Monday, 19 November 2012

Fantastic book reviews from around the world for The Drought!

Fantastic book reviews from around the world for The Drought!
In the last couple of weeks I have been getting in contact with some of the top reviewers on Goodreads - the social media book reading and sharing website - to ask them to review The Drought for me. And in the last week I am pleased to announce that I have had three postive reviews posted!

The first came from Kumara in Ireland who gave The Drought a four-star (out of five) book review and called it "funny as hell" as he admitted to laughing all the way through.

Next up came JM Hace who is currently ranked the number one reviewer from Mexico on Goodreads, and gave The Drought three stars and said it was a "male version of Helen Fielding's novels" who of course wrote the Bridget Jones Diary series.

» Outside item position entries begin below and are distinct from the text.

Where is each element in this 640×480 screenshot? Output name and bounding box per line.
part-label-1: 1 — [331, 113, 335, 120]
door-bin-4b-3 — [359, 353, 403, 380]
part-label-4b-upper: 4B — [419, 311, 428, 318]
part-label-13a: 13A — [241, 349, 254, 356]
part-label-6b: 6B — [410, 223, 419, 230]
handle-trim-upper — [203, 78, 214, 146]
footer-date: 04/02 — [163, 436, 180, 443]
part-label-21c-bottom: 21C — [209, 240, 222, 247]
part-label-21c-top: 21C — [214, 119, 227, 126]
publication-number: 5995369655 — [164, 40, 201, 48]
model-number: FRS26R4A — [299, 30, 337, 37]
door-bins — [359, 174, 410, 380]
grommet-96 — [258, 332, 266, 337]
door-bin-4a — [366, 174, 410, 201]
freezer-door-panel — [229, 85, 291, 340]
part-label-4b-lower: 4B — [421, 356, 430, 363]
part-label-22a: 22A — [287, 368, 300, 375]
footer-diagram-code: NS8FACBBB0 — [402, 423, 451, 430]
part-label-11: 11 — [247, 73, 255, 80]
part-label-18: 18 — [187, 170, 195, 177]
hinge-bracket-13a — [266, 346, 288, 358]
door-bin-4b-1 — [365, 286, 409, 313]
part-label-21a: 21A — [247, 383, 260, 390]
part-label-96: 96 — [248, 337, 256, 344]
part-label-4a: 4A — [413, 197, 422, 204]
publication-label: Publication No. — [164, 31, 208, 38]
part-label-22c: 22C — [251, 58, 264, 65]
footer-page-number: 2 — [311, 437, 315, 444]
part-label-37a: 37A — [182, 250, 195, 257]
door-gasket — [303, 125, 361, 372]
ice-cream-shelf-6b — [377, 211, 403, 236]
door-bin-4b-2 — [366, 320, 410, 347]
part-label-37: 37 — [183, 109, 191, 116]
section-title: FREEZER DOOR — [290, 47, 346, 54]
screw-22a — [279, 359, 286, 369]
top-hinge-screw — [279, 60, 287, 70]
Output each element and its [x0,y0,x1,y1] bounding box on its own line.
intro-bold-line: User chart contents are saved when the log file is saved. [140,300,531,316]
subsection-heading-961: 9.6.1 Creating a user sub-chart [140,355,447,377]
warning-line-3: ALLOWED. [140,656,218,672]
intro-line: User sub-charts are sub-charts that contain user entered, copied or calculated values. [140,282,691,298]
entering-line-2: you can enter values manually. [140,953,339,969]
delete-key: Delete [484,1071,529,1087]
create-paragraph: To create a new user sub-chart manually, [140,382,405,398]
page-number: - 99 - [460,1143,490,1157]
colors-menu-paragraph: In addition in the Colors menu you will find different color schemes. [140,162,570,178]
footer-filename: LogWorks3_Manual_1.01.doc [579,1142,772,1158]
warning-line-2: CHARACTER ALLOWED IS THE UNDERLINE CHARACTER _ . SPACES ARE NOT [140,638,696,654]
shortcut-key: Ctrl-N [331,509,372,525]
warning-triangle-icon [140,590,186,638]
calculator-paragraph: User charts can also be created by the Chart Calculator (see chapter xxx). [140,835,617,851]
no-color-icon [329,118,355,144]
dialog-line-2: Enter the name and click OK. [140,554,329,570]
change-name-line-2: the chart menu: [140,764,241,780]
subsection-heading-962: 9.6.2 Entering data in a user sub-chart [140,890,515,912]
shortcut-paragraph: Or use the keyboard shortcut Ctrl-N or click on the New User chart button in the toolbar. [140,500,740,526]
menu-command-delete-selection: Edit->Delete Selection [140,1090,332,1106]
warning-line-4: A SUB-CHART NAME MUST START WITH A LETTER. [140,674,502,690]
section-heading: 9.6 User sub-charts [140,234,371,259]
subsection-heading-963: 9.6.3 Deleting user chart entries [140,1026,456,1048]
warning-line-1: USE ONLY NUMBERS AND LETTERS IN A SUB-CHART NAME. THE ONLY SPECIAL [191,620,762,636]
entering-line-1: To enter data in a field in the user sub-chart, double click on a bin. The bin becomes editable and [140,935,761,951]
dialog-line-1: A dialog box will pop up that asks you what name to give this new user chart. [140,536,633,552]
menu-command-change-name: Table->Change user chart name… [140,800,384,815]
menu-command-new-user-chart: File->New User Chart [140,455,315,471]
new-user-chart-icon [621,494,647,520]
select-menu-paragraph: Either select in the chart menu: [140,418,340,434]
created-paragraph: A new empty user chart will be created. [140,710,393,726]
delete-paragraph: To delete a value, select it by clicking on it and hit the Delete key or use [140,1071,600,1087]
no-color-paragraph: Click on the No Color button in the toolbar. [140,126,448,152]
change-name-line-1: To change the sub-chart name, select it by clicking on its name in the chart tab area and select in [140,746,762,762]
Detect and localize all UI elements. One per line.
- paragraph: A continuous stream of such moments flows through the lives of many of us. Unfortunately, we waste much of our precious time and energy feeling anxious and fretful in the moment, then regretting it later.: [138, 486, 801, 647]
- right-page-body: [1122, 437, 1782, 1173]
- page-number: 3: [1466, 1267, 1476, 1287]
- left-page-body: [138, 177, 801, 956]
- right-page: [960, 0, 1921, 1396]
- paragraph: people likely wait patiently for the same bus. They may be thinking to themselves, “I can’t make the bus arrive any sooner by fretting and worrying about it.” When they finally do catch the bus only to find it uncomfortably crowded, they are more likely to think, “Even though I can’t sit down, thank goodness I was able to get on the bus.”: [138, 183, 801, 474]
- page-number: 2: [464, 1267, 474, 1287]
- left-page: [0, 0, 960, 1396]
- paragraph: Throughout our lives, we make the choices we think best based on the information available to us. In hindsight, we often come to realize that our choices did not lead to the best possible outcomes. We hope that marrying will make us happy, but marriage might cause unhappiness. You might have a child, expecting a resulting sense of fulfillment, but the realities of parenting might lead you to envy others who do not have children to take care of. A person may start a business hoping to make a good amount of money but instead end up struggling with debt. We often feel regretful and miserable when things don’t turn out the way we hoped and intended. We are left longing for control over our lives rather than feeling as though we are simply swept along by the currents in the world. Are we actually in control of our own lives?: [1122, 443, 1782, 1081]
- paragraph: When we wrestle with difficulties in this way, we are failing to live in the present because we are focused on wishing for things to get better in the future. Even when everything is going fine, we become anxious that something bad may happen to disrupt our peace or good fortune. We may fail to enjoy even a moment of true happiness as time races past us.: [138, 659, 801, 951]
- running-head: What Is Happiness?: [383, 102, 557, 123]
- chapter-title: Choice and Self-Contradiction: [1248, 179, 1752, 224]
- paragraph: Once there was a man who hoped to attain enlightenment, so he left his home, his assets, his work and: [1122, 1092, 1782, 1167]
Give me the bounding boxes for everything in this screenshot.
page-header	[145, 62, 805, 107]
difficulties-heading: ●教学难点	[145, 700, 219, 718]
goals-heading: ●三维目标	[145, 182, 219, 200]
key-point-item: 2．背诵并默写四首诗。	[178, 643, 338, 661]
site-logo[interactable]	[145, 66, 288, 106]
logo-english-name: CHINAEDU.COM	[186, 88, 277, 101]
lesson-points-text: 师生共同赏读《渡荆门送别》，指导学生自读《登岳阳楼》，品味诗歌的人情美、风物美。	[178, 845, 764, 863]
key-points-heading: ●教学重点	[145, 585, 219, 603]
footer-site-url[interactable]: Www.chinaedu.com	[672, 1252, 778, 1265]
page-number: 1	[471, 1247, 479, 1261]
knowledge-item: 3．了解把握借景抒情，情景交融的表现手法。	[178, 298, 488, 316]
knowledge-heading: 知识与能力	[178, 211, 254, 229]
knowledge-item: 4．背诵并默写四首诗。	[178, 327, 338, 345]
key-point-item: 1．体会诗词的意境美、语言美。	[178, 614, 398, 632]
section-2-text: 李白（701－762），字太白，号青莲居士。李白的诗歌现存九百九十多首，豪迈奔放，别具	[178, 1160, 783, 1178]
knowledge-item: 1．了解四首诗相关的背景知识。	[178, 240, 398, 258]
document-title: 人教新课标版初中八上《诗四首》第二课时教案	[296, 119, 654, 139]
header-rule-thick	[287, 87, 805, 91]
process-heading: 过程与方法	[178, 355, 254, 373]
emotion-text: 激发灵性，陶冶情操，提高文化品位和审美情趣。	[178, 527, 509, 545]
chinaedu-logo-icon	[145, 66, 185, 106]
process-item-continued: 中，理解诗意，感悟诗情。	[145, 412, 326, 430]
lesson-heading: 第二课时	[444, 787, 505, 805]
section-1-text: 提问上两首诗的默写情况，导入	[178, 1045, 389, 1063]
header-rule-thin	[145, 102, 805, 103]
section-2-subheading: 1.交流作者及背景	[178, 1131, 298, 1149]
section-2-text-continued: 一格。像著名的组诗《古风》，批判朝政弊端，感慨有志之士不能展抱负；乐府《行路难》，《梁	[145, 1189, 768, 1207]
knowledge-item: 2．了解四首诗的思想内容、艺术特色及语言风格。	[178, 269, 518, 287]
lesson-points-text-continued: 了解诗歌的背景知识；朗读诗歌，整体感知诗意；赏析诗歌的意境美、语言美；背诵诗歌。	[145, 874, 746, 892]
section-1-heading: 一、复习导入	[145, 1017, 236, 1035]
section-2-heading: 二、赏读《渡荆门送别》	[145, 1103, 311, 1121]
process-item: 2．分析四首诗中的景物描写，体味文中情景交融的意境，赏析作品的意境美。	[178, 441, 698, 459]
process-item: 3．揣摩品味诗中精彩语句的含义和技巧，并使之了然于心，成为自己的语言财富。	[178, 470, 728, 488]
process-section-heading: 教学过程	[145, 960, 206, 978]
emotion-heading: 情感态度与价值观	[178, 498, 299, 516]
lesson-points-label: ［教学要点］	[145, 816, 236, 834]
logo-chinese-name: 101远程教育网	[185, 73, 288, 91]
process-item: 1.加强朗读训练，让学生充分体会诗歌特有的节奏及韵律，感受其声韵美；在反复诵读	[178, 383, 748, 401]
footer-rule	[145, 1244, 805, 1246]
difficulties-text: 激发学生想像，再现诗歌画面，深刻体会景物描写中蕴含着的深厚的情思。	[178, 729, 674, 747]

And last but not least, this weekend I was delighted to get yet another positive book for The Drought, and this time it came from 3,500 miles away from a reader in Toronto! Teena in Toronto - who is currently ranked number six reviewer in Canada gave The Drought a glowing five-star review! Teena said she found it 'hilarious' and posted the review up to her blog site.

All three reviews can be found on Goodreads, or you can read them below...

Reader Review for The Drought by Teena from Toronto (Goodreads)
When the book starts, it's September 13 and Dan has just gotten tossed out of a bar, where he was drowning his sorrows, by a female bartender. Then Dan takes us back nine months earlier, to January 1, to fill us in on how he ended up in this predicament. He and his girlfriend of three years, Stacey, had just broken up. They had grown apart since they graduated from university last year ... she'd gotten nasty and clingy. It's been a while since he's been single and his friends, Rob (the funny one), Jack (the cheating one) and Ollie (the big slow one), are more than happy to give him advice and get him back out there. As the months go by, Dan isn't looking for a girlfriend, he just wants some action and this becomes their mission. We go on many dates with Dan, all ending in various kinds of disasters. Poor Dan! Dan has a sales job and he suspects his boss ("please call me Dick") has a crush on him. What gets Dan through the day plus giving him a woman's perspective is the platonic friendship he has with his colleague, Kelly. I really enjoyed this book and liked the humorous writing style. It is hilarious! This is lad-lit (chick-lit for men) so it was interesting reading about a break-up from a male perspective. The story is based in the London area and the author is English. As such, there are phrases and expressions that are specific to being English and some I wasn't familiar with (but it wasn't hard to figure it out). The language and actions are for a mature reader. I hope Steven writes many more books like this because I'll be reading them!

Reader Review for The Drought by Kumara (Goodreads)
This book is as funny as hell, laugh out loud funny at times. The story follows the misadventures of Daniel Hiiles following his break up with his long term girlfriend and his attempts to end his drought with members of the opposite sex. This book is a lads book but never sinks as low as lads magazines like nuts tend to, only Dans friend Jack comes close to this which might be why he was the only character in the book I did not like. The one liners in the book are spot on and needed to be with a main character who tends to speak before he thinks. Dan himself is a very likeable main character although has got to be one of the unluckiest people I have come across in a novel in a long time. There are some difference between men and women cliches like women not understanding the offside rule and men hating shopping but it does not take away from what is such a funny novel. It is very rare that a book makes me laugh the way this one did which is the highest complement I can give this book.

Reader Review: for The Drought by JM Hace (Goodreads)
Lad-Lit, that male counterpart to Chick-Lit, seems not to be as well-known, but this book is a perfect example of it. It's funny, entertaining, and a quite easy read. Not so much Nick Hornby as a male version of Helen Fielding's novels or something like that. And I mean that in a good way. The male lead is funny and sympathetic, but doesn't hide from his faults. A nice suprirse is seeing on the last page that the author is working on the sequel. Count me in.